How do you go about choosing whether to develop a mobile site or responsive website? I would say its depends on what you are trying to achieve and with all the hype over responsive design you might sway in favour of that. In this post I discuss some benefits and negatives about both options which hopefully will help you come to a better decision.

Please feel free to add your own views about this in the comments below.

Dedicated mobile website

Benefits:

Focused on delivering on a mobile site has greater performance over a mobile network than responsive design would have. Essentially in responsive design you are only altering the layout of the website based on the screen size. This means you are loading in all the content for a desktop site when the user is using a mobile device. The are ways to combat what is loaded in like using media queries to load in specific CSS for a device. What about images, video, JavaScript and other content, currently quite difficult to make work. Even if there was support for each of these things, you would also have to find a way to manage the complexity of all your additional code.

A mobile website is a simple design and keeping all the relevant code contained within one place. Making both websites separate clearly defines what belongs where and reduces the complexity.

Negatives:

If you want to cover multiple devices like mobile, 7”, 10” tablets and desktop you will need a website for each. As a web developer you might have to run an update that applies to all websites, which could take a long time to roll out. Then you might have to times that by the number of websites owned. Having so many individual website will consume a lot of resources, meaning you might have to spread the websites across multiple servers. Managing deployment of the websites could be complex and certainly time consuming.

Naturally each website will have its own unique features so there will be a lot more for the web developer to look after and maintain.

Make sure a canonical url is defined on your mobile website that points to the desktop version. For example you might have m.mywebsite.com and mywebsite.com. In most cases you want all traffic to go to the desktop site and then it decides if the mobile site should be displayed. I’ve seen the issue where search engines choose the mobile site over the desktop in search results. This is because they try to pick which is the best one but may not choose the one you expect. Define one in the head of your web page to prevent this issue.

Responsive design

Benefits:

Probably the greatest benefit for responsive design approach is it can adapt to multiple screen sizes preventing the need to develop a number of mobile websites. You can view the changes in your desktop browser on the fly by simply resizing the window. Multiple screen sizes can be defined for each device you want to adapt for rather than using server side programming to inspect the device and determine if it should redirect to the mobile version or not. This means you cover a large variety of different devices with very little complex programming.

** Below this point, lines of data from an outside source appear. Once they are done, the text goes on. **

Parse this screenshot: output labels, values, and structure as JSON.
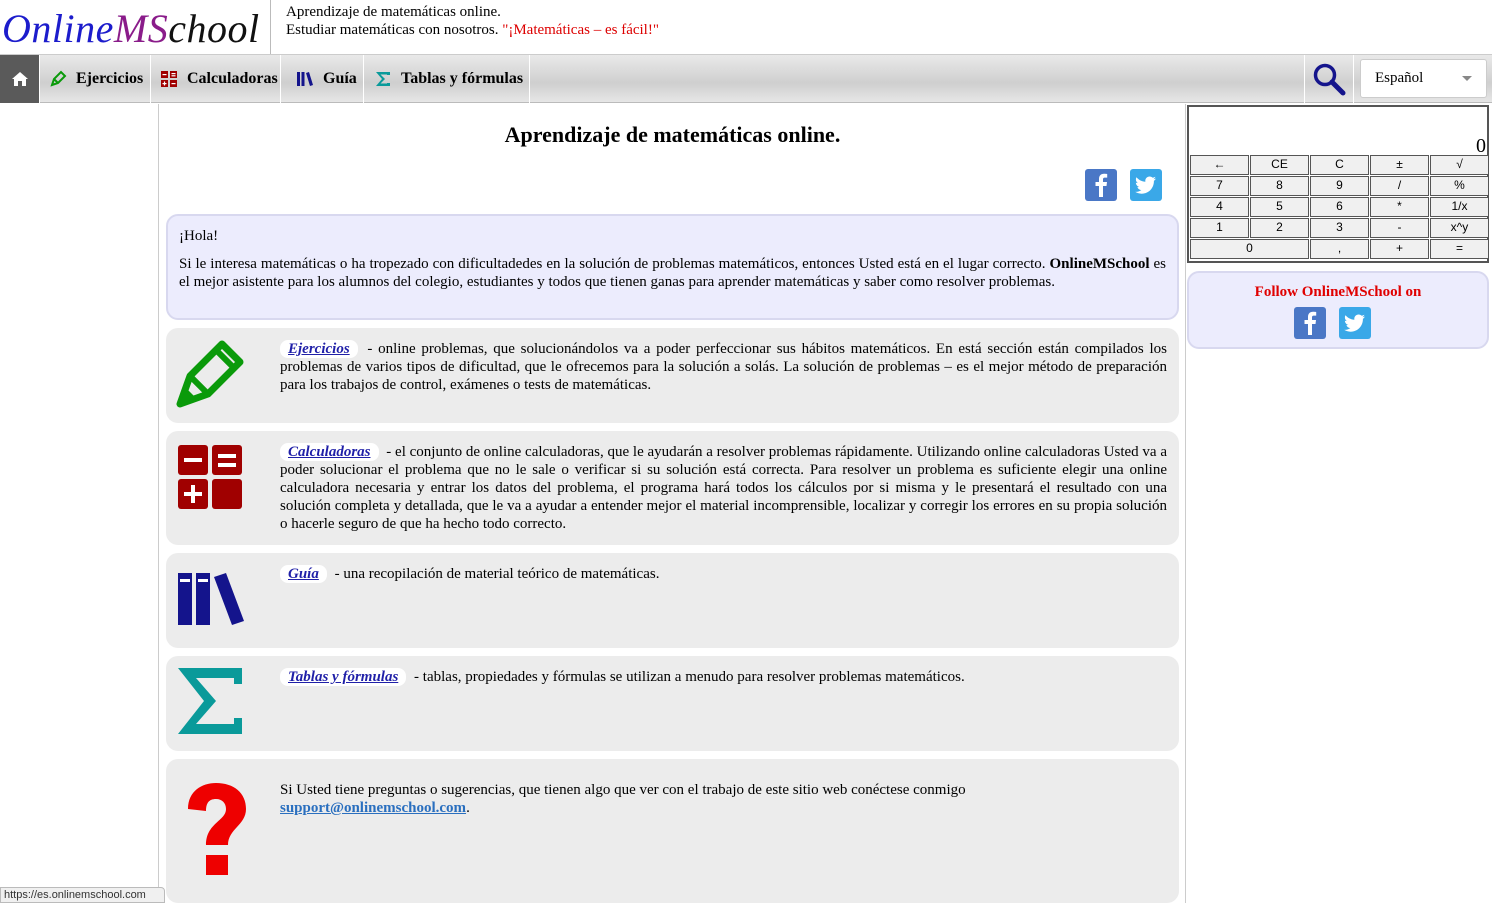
{
  "header": {
    "logo": {
      "p1": "Online",
      "p2": "",
      "p3": "MS",
      "p4": "chool"
    },
    "tagline_line1": "Aprendizaje de matemáticas online.",
    "tagline_line2": "Estudiar matemáticas con nosotros.",
    "slogan": "\"¡Matemáticas – es fácil!\""
  },
  "nav": {
    "home_icon": "home-icon",
    "items": [
      {
        "label": "Ejercicios",
        "icon": "pencil-icon"
      },
      {
        "label": "Calculadoras",
        "icon": "calculator-icon"
      },
      {
        "label": "Guía",
        "icon": "books-icon"
      },
      {
        "label": "Tablas y fórmulas",
        "icon": "sigma-icon"
      }
    ],
    "search_icon": "search-icon",
    "language": "Español"
  },
  "main": {
    "title": "Aprendizaje de matemáticas online.",
    "intro": {
      "greeting": "¡Hola!",
      "text1": "Si le interesa matemáticas o ha tropezado con dificultadedes en la solución de problemas matemáticos, entonces Usted está en el lugar correcto.",
      "brand": "OnlineMSchool",
      "text2": " es el mejor asistente para los alumnos del colegio, estudiantes y todos que tienen ganas para aprender matemáticas y saber como resolver problemas."
    },
    "cards": [
      {
        "link": "Ejercicios",
        "text": "- online problemas, que solucionándolos va a poder perfeccionar sus hábitos matemáticos. En está sección están compilados los problemas de varios tipos de dificultad, que le ofrecemos para la solución a solás. La solución de problemas – es el mejor método de preparación para los trabajos de control, exámenes o tests de matemáticas."
      },
      {
        "link": "Calculadoras",
        "text": "- el conjunto de online calculadoras, que le ayudarán a resolver problemas rápidamente. Utilizando online calculadoras Usted va a poder solucionar el problema que no le sale o verificar si su solución está correcta. Para resolver un problema es suficiente elegir una online calculadora necesaria y entrar los datos del problema, el programa hará todos los cálculos por si misma y le presentará el resultado con una solución completa y detallada, que le va a ayudar a entender mejor el material incomprensible, localizar y corregir los errores en su propia solución o hacerle seguro de que ha hecho todo correcto."
      },
      {
        "link": "Guía",
        "text": "- una recopilación de material teórico de matemáticas."
      },
      {
        "link": "Tablas y fórmulas",
        "text": "- tablas, propiedades y fórmulas se utilizan a menudo para resolver problemas matemáticos."
      }
    ],
    "contact": {
      "text": "Si Usted tiene preguntas o sugerencias, que tienen algo que ver con el trabajo de este sitio web conéctese conmigo",
      "email": "support@onlinemschool.com",
      "suffix": "."
    }
  },
  "calculator": {
    "display": "0",
    "keys": [
      "←",
      "CE",
      "C",
      "±",
      "√",
      "7",
      "8",
      "9",
      "/",
      "%",
      "4",
      "5",
      "6",
      "*",
      "1/x",
      "1",
      "2",
      "3",
      "-",
      "x^y",
      "0",
      ",",
      "+",
      "="
    ]
  },
  "follow": {
    "title": "Follow OnlineMSchool on"
  },
  "statusbar": "https://es.onlinemschool.com",
  "colors": {
    "brand_blue": "#1c1ccc",
    "slogan_red": "#dd0000",
    "calc_red": "#a00000",
    "guide_blue": "#14148c",
    "sigma_teal": "#0a9a9a",
    "pencil_green": "#0a9a0a"
  }
}
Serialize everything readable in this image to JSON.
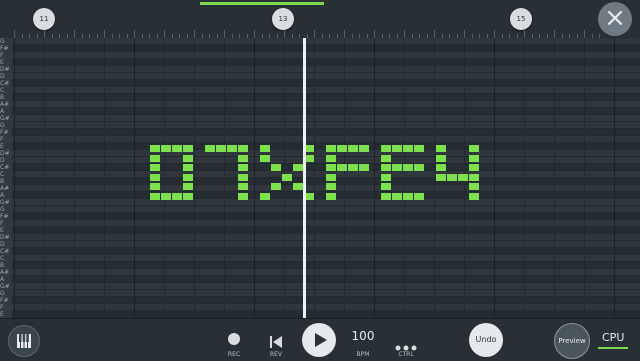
{
  "timeline": {
    "markers": [
      "11",
      "13",
      "15"
    ],
    "close_icon": "close-icon"
  },
  "piano_keys": [
    "G",
    "F#",
    "F",
    "E",
    "D#",
    "D",
    "C#",
    "C",
    "B",
    "A#",
    "A",
    "G#",
    "G",
    "F#",
    "F",
    "E",
    "D#",
    "D",
    "C#",
    "C",
    "B",
    "A#",
    "A",
    "G#",
    "G",
    "F#",
    "F",
    "E",
    "D#",
    "D",
    "C#",
    "C",
    "B",
    "A#",
    "A",
    "G#",
    "G",
    "F#",
    "F",
    "E"
  ],
  "colors": {
    "note": "#7fe04d",
    "accent": "#7fd651",
    "background": "#2b3238"
  },
  "toolbar": {
    "rec_label": "REC",
    "rev_label": "REV",
    "bpm_value": "100",
    "bpm_label": "BPM",
    "ctrl_label": "CTRL",
    "undo_label": "Undo",
    "preview_label": "Preview",
    "cpu_label": "CPU"
  }
}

Not sure this is completely a benefit but all code is contained within one web application making the deployment time less. The website maintenance of code is less but perhaps more complex.

Negatives:

Just to reiterate a previous point made it will be difficult to keep the page size low when handling a request from a mobile device. 

Responsive design does seem simple on the surface but if you going to implement it properly it can be complex to create and manage effectively. Realistically speaking you will need a responsive strategy to help implement this effectively for multiple devices. It will probably be helpful to use some sort of CSS framework that has responsive features.

This may or may not be much of an issue but you can’t view the desktop site when using a mobile device. This does depend on the complexity of your website, typically you don’t show everything that is on the desktop site on the mobile version because that is near impossible. Nonetheless a user might be looking for this feature on their mobile for whatever reason but have not way to access it.

Conclusion

Both options are trying to provide a means to improve the users experience for accessing content on mobile devices.

I think if you are trying to maximise the coverage for maximum number of devices then you will benefit the most from the responsive design approach. But if you are more concerned with delivering a good mobile experience (excludes tablet devices) then a dedicated mobile website is the better option.

Something to think about but are we far from the future where making a mobile or responsive site will be of low value? As mobile connections become faster, be processing and have high resolutions maybe accessing content won’t be much of an issue.